Imagining a Better Way to Grow Old in America

Imagining a Better Way to Grow Old in America


Illustration by Hanna Barczyk.

Brandon Will had a life plan: go to grad school for creative writing in New York City and eventually get a job in publishing. But then his mother, Janice, came to visit. She had lost a “startling” amount of weight, he said. At 62, she wanted to take cabs for short distances. He noticed a stiffness in her facial muscles that made it difficult for her to express emotion. “I’d be taking selfies and she couldn’t smile,” he recalled.

Within a year she would be diagnosed with Parkinson’s disease. “It got real serious real quick,” Will said. He decided to sublet his room in New York and move home to Detroit for three months. “I thought we’d get her back to where she’d been before the spiral happened.” It’s now been five years, and Will still lives with her, monitoring her meals, doling out her medications, and helping her get around the house without falling.

Will said his family was “very blue collar.” His father was an electrician, and his mother paused her freelance writing career to be a stay-at-home parent. “We had always been kind of broke, but my parents did a great job working with so little,” he said. There were no college funds, but there was always food on the table and money for book fairs. In retirement, Janice lives on a modest 401(k) account and receives a portion of Brandon’s father’s pension. A few years ago, a doctor wrote Janice a prescription for home health care, and an aide came to assess her. He outlined a care plan, but Medicare refused to cover it. Medicaid might, but Janice’s modest income makes her ineligible for it.

One way or another, long-term care is likely to touch all of our lives. Those with incomes low enough to qualify for Medicaid can get coverage for nursing home stays or, for a lucky few, care inside their homes, and an even smaller number can afford private long-term care insurance. Outside of that, there is no system for helping us afford the care we need if we are fortunate enough to live long lives.

“Our country has never had a long-term care system,” said Ai-jen Poo, director of the advocacy organization Caring Across Generations. When the United States implemented programs like Medicare and Medicaid, life expectancy was far shorter and support for aging wasn’t on the agenda. The issue hasn’t garnered much political attention since then. Americans don’t like to think about death, aging, or disabilities. “We’ve been youth-focused and ability-focused,” said Sarah Szanton, director of the Center for Innovative Care in Aging at the Johns Hopkins School of Nursing. “We have so much ableism, and we have viewed [aging] traditionally as a private matter.”

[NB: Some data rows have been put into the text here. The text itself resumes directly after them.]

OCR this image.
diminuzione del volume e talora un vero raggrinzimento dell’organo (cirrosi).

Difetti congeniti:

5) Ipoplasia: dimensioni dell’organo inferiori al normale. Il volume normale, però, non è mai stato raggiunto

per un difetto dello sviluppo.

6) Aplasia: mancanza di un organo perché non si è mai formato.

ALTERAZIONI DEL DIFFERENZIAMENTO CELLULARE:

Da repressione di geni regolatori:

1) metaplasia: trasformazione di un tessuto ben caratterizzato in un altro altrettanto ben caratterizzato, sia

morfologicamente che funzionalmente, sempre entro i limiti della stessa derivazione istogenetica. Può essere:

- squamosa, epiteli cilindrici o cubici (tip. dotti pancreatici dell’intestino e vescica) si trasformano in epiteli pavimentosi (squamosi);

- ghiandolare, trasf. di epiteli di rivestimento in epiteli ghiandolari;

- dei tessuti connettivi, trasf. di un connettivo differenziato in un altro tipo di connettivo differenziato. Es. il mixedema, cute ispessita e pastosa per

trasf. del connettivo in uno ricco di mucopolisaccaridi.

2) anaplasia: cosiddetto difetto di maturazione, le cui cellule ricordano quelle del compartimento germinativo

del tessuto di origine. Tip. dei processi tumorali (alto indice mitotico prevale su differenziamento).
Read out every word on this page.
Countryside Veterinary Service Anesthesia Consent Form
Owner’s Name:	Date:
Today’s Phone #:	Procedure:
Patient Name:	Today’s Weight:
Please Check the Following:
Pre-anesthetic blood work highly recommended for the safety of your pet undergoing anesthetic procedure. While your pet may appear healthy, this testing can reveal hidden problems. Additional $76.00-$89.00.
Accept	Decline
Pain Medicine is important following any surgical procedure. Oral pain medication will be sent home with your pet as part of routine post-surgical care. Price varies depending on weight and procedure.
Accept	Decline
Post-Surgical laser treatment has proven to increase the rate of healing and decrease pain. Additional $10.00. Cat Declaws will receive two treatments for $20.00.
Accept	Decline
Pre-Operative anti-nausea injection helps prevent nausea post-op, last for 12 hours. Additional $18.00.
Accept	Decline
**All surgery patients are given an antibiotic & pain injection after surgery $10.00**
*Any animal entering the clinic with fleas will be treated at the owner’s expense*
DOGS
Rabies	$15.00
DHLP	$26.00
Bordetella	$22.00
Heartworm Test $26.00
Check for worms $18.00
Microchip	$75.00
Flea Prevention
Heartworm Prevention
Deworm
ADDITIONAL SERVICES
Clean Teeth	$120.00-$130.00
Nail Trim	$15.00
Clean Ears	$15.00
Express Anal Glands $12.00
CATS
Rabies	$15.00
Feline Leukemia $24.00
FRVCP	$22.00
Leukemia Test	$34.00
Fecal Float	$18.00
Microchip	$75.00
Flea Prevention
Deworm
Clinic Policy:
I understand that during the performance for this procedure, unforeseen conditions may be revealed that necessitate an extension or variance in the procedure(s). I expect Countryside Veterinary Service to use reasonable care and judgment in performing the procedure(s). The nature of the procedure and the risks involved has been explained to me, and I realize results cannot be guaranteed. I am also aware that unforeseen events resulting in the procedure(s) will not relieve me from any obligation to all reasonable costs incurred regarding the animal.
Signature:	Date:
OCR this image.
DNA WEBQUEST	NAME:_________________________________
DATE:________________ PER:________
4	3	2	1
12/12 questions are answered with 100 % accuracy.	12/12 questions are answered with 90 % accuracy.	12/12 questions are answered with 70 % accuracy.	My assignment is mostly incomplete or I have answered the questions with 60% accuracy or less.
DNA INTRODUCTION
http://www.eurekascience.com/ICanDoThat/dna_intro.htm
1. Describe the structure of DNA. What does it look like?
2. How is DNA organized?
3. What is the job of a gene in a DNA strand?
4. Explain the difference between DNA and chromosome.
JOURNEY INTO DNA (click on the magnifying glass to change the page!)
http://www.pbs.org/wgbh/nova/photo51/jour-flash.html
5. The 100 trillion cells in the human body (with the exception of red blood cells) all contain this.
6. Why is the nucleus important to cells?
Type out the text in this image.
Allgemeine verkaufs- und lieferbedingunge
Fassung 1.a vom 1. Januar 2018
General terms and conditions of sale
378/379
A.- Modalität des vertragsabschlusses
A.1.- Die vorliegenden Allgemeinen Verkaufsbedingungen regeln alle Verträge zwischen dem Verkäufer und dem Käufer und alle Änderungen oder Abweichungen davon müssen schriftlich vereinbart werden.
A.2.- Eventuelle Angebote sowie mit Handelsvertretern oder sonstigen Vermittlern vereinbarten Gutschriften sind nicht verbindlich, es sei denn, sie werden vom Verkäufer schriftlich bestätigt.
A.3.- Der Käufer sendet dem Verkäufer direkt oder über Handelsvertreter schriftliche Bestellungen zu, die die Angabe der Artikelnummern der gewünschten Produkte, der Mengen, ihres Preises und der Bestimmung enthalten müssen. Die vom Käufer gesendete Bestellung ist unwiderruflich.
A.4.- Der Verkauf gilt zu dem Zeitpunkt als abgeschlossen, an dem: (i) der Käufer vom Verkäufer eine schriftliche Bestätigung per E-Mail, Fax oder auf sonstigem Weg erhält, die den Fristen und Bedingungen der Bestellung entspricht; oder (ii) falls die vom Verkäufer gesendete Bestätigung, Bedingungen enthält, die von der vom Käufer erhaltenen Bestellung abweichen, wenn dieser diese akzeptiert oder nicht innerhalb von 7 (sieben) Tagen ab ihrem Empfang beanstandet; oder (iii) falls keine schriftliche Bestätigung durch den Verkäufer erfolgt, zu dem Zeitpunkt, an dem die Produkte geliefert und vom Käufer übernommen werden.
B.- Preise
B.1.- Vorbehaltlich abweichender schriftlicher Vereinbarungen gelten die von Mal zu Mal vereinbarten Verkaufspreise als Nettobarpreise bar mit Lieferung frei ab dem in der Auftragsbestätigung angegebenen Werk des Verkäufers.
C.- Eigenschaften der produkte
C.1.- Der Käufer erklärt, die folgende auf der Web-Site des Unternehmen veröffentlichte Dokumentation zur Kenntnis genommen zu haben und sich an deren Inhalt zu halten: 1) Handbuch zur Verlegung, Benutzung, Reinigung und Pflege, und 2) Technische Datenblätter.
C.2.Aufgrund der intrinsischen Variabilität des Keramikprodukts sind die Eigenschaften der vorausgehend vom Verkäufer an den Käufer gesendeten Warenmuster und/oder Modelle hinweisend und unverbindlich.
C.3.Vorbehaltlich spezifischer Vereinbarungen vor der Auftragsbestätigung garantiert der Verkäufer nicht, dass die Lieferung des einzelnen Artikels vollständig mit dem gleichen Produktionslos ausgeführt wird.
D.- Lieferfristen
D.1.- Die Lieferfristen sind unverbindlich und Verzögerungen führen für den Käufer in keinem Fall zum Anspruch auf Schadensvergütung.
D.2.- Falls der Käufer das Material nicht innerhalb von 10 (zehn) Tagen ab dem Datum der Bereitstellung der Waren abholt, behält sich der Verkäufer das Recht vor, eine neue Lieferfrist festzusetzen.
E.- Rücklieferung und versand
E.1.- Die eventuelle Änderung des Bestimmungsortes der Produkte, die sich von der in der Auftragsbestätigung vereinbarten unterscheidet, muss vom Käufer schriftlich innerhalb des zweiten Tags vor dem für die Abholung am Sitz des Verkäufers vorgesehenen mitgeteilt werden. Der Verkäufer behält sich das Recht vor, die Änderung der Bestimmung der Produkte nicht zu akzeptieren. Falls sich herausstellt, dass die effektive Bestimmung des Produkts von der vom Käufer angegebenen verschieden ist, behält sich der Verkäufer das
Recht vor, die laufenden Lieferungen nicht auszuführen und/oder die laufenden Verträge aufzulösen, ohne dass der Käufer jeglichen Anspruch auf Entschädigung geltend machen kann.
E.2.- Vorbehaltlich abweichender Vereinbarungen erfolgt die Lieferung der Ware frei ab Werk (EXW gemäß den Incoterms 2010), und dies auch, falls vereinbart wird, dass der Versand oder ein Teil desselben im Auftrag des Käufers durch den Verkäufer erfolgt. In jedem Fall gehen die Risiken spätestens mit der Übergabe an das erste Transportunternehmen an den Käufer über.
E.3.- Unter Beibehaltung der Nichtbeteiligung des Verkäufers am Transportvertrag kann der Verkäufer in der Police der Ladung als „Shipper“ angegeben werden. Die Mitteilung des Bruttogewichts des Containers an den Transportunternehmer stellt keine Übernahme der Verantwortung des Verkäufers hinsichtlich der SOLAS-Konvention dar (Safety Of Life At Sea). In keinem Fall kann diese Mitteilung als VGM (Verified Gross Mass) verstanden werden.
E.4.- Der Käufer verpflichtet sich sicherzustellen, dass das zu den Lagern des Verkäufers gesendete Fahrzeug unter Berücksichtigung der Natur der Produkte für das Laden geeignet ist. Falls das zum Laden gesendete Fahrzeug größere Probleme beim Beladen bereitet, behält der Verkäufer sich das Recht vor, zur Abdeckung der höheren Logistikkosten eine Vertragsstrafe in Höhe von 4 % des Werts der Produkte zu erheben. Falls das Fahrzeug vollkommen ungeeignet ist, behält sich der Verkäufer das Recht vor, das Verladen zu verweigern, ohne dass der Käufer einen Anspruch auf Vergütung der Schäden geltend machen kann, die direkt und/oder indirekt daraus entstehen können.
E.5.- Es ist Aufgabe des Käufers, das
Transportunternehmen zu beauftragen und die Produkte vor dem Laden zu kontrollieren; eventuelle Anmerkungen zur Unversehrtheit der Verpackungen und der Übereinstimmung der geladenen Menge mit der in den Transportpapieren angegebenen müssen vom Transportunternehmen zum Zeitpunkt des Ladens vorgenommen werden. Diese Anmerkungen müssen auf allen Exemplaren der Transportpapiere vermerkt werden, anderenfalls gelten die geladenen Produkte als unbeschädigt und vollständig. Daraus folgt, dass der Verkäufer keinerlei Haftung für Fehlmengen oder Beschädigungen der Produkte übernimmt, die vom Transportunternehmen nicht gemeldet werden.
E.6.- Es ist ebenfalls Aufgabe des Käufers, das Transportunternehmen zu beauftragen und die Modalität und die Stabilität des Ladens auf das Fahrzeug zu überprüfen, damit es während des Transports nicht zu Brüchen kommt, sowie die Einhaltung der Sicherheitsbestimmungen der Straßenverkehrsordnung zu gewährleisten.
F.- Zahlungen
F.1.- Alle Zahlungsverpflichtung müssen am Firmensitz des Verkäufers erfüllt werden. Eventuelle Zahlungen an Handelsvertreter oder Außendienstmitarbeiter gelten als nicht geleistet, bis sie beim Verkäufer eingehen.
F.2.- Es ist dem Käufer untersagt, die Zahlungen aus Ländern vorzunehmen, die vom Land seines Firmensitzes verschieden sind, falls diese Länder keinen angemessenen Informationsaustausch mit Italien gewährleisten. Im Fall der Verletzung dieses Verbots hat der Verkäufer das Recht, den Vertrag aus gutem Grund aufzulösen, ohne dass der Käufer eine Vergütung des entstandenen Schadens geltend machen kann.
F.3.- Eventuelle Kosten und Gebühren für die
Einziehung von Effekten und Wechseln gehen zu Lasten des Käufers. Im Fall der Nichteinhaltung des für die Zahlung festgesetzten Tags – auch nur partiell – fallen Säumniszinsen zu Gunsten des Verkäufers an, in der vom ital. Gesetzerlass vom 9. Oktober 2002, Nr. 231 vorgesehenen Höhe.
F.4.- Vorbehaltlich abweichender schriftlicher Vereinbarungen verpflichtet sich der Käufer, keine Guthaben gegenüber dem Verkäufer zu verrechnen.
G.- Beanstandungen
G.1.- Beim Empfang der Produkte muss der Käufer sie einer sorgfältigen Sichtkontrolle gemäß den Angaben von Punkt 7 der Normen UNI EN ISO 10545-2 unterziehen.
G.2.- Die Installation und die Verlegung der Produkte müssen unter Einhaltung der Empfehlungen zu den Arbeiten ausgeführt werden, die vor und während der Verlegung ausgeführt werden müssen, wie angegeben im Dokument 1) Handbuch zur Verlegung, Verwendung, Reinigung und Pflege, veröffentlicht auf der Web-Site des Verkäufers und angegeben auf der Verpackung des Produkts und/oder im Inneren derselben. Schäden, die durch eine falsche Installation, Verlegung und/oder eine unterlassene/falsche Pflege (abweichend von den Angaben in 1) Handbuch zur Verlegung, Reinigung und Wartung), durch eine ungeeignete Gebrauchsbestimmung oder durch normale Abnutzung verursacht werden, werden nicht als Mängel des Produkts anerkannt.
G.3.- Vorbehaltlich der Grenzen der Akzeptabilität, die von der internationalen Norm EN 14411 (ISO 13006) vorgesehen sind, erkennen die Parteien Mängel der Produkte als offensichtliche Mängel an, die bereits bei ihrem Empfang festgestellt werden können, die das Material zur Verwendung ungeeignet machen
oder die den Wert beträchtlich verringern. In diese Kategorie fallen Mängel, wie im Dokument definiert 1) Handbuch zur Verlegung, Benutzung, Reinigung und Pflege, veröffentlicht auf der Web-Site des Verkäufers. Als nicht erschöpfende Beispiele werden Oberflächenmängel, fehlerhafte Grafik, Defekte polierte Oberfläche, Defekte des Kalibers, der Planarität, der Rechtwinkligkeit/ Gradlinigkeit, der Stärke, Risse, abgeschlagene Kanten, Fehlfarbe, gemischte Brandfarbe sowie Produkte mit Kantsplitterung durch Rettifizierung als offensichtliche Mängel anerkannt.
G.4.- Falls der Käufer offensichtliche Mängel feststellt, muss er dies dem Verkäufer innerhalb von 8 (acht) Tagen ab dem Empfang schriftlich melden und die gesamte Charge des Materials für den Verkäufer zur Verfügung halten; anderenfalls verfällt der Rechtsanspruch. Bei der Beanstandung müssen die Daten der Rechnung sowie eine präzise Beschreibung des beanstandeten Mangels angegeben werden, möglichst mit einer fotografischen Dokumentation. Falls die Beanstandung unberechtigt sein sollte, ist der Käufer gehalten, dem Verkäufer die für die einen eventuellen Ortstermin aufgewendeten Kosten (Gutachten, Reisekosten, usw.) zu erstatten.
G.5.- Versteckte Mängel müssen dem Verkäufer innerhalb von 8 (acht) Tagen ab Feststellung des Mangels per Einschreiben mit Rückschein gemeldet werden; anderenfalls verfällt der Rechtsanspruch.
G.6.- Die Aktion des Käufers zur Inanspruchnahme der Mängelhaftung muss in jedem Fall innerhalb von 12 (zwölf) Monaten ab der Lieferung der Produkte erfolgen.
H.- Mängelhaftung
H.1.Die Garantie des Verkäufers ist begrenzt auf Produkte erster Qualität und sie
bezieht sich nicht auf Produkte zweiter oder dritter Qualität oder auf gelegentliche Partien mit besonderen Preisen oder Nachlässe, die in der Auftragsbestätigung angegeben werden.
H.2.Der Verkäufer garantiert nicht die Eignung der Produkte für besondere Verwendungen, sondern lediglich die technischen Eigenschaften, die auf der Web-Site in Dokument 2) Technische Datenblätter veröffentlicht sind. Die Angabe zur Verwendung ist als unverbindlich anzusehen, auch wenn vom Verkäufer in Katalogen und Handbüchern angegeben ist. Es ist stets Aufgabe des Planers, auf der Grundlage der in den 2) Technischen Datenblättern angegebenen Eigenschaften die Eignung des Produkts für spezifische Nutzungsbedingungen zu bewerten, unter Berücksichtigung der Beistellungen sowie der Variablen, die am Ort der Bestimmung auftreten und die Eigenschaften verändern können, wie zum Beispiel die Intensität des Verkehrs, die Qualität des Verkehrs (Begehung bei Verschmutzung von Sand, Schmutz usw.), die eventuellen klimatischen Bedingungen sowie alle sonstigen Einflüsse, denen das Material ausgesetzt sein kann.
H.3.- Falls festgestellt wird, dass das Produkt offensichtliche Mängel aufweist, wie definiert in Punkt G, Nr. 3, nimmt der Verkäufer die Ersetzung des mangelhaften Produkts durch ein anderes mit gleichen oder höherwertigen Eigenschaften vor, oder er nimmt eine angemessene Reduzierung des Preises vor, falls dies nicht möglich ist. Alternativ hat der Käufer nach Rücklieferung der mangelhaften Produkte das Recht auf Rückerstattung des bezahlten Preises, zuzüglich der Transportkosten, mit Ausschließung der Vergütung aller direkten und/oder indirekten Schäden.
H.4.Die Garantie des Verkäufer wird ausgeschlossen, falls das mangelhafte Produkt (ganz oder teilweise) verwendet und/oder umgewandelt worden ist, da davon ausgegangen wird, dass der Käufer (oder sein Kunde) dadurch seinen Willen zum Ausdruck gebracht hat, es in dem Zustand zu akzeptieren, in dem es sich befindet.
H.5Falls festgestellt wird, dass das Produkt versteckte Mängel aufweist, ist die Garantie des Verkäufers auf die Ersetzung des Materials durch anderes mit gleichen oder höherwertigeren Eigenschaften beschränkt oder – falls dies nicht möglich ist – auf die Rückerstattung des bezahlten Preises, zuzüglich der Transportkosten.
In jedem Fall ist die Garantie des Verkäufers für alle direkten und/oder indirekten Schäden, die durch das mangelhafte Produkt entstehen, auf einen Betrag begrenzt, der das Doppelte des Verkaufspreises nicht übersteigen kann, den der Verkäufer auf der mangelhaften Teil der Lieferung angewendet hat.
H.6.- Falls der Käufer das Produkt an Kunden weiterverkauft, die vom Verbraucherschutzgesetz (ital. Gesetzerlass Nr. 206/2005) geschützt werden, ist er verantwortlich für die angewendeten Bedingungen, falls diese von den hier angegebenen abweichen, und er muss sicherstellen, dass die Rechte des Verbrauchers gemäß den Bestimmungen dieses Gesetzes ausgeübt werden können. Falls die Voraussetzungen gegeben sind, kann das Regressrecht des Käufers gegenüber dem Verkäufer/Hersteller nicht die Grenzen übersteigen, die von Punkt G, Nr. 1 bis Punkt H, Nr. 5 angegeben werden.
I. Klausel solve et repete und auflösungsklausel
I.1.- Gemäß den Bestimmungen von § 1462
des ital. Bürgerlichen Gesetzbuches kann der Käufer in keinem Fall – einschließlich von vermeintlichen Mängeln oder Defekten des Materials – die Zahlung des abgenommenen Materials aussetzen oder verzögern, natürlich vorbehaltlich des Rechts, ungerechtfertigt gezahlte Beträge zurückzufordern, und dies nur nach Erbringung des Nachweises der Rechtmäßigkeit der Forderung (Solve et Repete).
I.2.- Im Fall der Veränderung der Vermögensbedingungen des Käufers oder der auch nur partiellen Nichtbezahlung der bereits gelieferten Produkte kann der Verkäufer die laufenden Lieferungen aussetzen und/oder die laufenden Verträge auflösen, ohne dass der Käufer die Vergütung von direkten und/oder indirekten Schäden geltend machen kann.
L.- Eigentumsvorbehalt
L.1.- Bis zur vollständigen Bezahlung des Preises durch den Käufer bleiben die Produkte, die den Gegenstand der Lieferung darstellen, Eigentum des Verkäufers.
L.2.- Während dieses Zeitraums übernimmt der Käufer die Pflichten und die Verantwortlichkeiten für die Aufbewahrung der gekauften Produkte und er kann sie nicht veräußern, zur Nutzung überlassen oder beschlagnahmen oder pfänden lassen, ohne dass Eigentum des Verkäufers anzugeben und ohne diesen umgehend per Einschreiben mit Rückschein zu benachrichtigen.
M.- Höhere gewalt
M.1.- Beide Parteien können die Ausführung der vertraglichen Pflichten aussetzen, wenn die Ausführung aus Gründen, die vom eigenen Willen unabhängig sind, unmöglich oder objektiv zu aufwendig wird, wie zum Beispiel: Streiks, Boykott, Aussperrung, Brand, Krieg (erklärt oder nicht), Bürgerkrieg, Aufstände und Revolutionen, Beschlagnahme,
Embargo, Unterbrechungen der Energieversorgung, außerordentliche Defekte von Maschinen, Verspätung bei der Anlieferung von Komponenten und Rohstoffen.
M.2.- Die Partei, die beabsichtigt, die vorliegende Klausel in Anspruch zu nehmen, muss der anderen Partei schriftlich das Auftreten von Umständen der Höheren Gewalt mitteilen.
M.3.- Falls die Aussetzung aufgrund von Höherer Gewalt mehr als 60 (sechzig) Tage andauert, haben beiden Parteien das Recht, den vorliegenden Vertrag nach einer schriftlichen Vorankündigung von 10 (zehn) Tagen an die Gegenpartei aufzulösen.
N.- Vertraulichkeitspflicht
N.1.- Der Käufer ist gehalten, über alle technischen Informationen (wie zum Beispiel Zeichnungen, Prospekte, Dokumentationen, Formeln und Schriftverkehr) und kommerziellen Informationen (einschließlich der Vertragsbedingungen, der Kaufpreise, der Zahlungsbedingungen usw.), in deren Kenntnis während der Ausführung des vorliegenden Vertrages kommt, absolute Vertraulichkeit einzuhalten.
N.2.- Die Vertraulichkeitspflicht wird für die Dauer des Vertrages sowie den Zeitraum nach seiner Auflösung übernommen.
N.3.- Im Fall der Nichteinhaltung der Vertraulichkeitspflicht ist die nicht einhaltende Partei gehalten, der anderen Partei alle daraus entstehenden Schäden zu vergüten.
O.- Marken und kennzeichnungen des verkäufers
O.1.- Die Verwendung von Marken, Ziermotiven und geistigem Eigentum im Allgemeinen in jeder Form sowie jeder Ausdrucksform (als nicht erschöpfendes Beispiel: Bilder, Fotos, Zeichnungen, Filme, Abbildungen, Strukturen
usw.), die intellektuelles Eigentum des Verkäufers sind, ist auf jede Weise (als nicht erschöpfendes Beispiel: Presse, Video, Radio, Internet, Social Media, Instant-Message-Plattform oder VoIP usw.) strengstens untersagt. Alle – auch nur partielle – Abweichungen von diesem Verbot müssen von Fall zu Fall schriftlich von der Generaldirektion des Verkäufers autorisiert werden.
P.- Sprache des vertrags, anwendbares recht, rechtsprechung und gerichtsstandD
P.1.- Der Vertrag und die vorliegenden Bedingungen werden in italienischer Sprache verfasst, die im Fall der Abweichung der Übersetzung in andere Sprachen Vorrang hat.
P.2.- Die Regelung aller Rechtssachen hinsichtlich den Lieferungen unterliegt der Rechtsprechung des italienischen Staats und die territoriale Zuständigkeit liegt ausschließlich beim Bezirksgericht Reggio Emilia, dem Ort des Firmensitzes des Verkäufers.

Today, the United States has a tattered state-by-state patchwork instead of a comprehensive social safety net. “We call it the nonsystem of long-term care,” said Susan Reinhard, senior vice president and director at the AARP Public Policy Institute. Most people assume that Medicare will cover long-term care, but it doesn’t automatically pay for even short-term assisted living or nursing home stays. In rare cases it will cover short-term in-home care from a certified aide. Medicaid covers nursing homes and, in some states, will sometimes cover home care, but many only qualify after they have spent down their assets—often by paying out of pocket for costly nursing home stays.